As much as they deserve to lose, this does not imply that Starmer deserves to win

In idealising “a partnership between government and civil society”, Starmer is harking back to Blairism, which leaned on the so-called “third sector”, both as a middle ground between capitalism and socialism and as a means of institutionalising its values. Without a spokesman as charismatic as Blair, Starmerism might depend even more on this fuliginous outsourcing of power.

Doubtless, this would be essential to Starmer’s attempted “eradication of structural racism” — a “defining goal” of his potential Labour government. To this end, he looks set to introduce a “Race Equality Act”, and has been advised to “consider fines for firms that fail to tackle racial disparities at work” and “[reform] the curriculum to reflect modern Britain” (and what a delightful euphemism that is). Yes, if there’s one thing a poor, angrier Britain needs it’s more EDI initiatives — but this is of a piece with the Blairism which held that Britain could legislate its way to the sunlit uplands of equality.

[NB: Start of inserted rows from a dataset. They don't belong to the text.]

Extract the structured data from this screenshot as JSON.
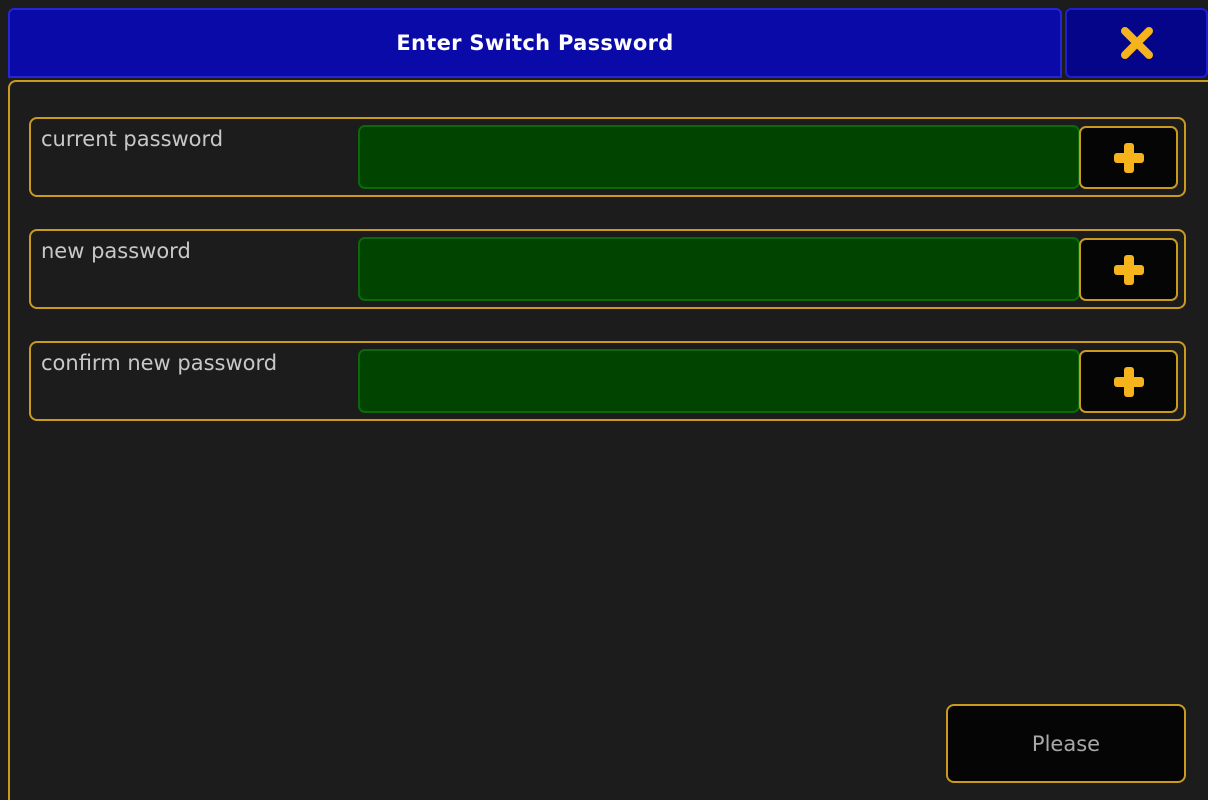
{
  "dialog": {
    "title": "Enter Switch Password",
    "close_icon": "close-icon"
  },
  "fields": [
    {
      "label": "current password",
      "value": "",
      "action_icon": "plus-icon"
    },
    {
      "label": "new password",
      "value": "",
      "action_icon": "plus-icon"
    },
    {
      "label": "confirm new password",
      "value": "",
      "action_icon": "plus-icon"
    }
  ],
  "footer": {
    "submit_label": "Please"
  },
  "colors": {
    "title_bar": "#0a0aa8",
    "accent_border": "#c99a1e",
    "input_background": "#004400",
    "icon_color": "#f5b31c",
    "background": "#1c1c1c"
  }
}
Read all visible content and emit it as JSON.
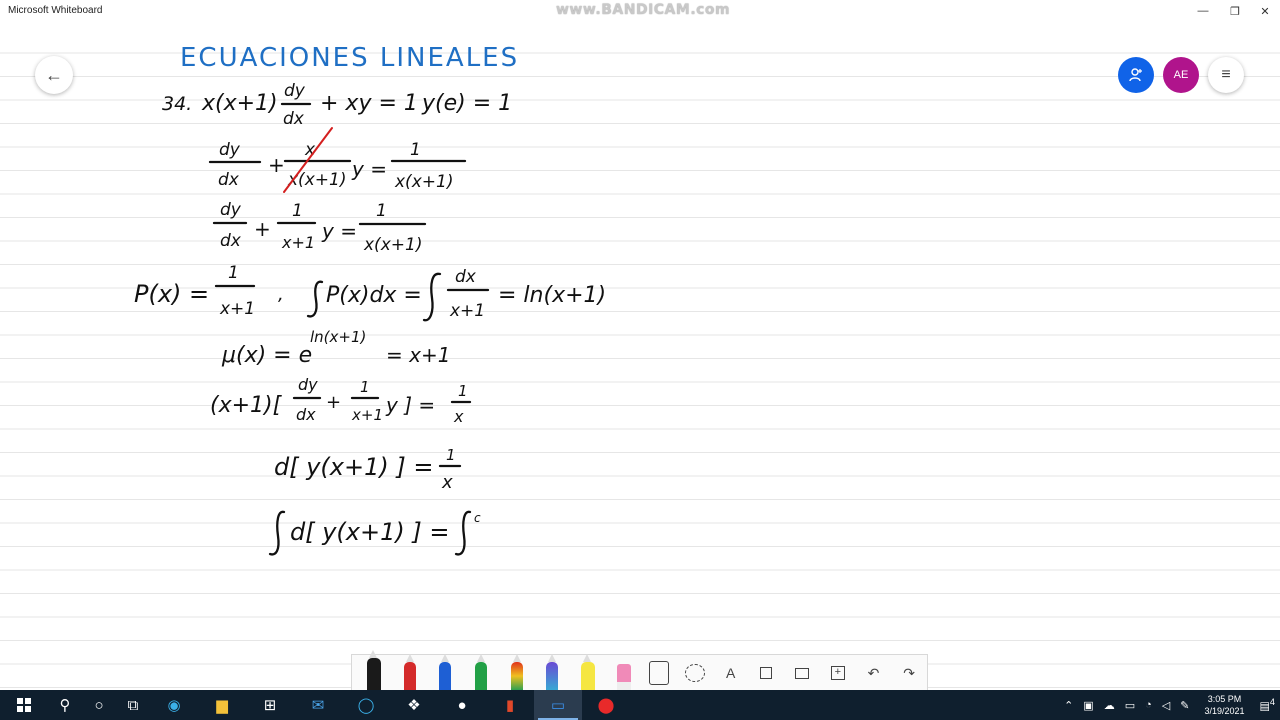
{
  "window": {
    "title": "Microsoft Whiteboard",
    "watermark": "www.BANDICAM.com"
  },
  "header": {
    "share_icon": "person-add-icon",
    "avatar_initials": "AE",
    "menu_icon": "hamburger-icon",
    "back_icon": "arrow-left-icon"
  },
  "board": {
    "title": "ECUACIONES LINEALES",
    "title_color": "#1f6fc4",
    "lines": [
      "34. x(x+1) dy/dx + xy = 1 ,  y(e) = 1",
      "dy/dx + x/(x(x+1)) y = 1/(x(x+1))",
      "dy/dx + 1/(x+1) y = 1/(x(x+1))",
      "P(x) = 1/(x+1) ,  ∫P(x)dx = ∫dx/(x+1) = ln(x+1)",
      "μ(x) = e^ln(x+1) = x+1",
      "(x+1)[ dy/dx + 1/(x+1) y ] = 1/x",
      "d[ y(x+1) ] = 1/x",
      "∫d[ y(x+1) ] = ∫"
    ],
    "strike_color": "#d41f1f"
  },
  "toolbar": {
    "tools": [
      {
        "name": "black-pen",
        "color": "#1a1a1a"
      },
      {
        "name": "red-pen",
        "color": "#d42a2a"
      },
      {
        "name": "blue-pen",
        "color": "#1e5fd4"
      },
      {
        "name": "green-pen",
        "color": "#22a046"
      },
      {
        "name": "rainbow-pen",
        "color": "#e07b1a"
      },
      {
        "name": "galaxy-pen",
        "color": "#4a6bd4"
      },
      {
        "name": "highlighter",
        "color": "#f5e642"
      },
      {
        "name": "eraser",
        "color": "#f08ab8"
      }
    ],
    "icons": [
      "ruler-icon",
      "lasso-icon",
      "text-icon",
      "sticky-note-icon",
      "image-icon",
      "add-icon",
      "undo-icon",
      "redo-icon"
    ],
    "text_glyph": "A"
  },
  "taskbar": {
    "time": "3:05 PM",
    "date": "3/19/2021",
    "notifications": "4"
  }
}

Then let’s look at foreign policy. This is where Starmer is most keen to demonstrate his “seriousness” when compared to Corbyn’s starry-eyed third worldism. Without Blair’s deranged conviction, though, he gets into a muddle. He declared that Israel had “every right to defend herself” after October 7th — a slippery phrase, because what constitutes “defence” is so debatable. Soon, amid the carnage of the Israeli response, Starmer was dilly-dallying about whether he supported a ceasefire. This, granted, was less Blairite. You could call Blair’s decisions stupid, insane, evil et cetera but he committed to them. Starmer’s vacillation — always delivered in the tones of overwhelming principle — could be more dangerous in the sense of satisfying no one while achieving nothing. Who would be surprised to see him send a lone battalion to seize Moscow?

Of course, the Tories have minimal grounds on which to attack Stony Blair. They have engaged in every form of juvenile in-fighting. They have allowed the worst elements of the third sector to run riot. Unlike Starmer, they have overseen the chronic weakening of the British Army (and the economy, and et cetera ad nauseum…). 

Yet as much as they deserve to lose, this does not imply that Starmer deserves to win — or that poor, beleaguered Britain deserves either of them. Dark times lie ahead.